The government reportedly wants the RBI to allow ailing state-owned banks, groaning under bad loans to industries, to resume lending to small businesses. It also wants the regulator to lower interest rates to inject much-needed liquidity into the economy.

Reports say the government also wants to access the RBI’s surplus reserves.

Fears for economy

Prime Minister Modi and Finance Minister Arun Jaitley have issued statements voicing appreciation for Mr Patel’s work.

Mr Modi tweeted that Mr Patel left behind a “great legacy” while Mr Jaitley described a “deep sense of appreciation” for him.

However, others have responded with concern.

A former governor of the RBI, Raghuram Rajan, said that Mr Patel’s resignation should be seen as a statement of protest.
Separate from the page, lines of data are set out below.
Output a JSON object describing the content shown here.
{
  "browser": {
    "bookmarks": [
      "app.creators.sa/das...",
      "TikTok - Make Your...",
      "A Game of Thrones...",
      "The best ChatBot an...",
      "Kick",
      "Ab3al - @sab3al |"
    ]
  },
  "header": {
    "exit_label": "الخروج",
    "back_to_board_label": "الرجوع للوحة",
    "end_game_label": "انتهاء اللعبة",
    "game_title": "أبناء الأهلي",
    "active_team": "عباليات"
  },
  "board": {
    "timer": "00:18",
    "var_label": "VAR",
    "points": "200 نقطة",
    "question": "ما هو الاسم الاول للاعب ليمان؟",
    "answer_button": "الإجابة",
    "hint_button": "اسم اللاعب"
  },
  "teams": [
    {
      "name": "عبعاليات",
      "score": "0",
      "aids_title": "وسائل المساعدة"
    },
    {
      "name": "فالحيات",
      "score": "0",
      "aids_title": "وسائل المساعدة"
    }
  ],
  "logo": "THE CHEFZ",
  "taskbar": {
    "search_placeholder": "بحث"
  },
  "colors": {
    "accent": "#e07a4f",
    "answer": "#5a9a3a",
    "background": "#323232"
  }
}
Former Finance Minister Yashwant Sinha said “the resignation is a clear sign of the government trying to interfere with the working of the RBI”.

“Although India’s $2.6tn (€2.3tn; £2tn) economy has recently been boosted by a strong performance in consumer spending and manufacturing, the rupee has fallen by about 15% against the surging dollar so far this year, private investment remains slack and there are doubts on whether the economy will accelerate further,” says the BBC’s Soutik Biswas.

“The trade deficit, inflation, and high oil and commodity prices are a major concern,” our correspondent adds.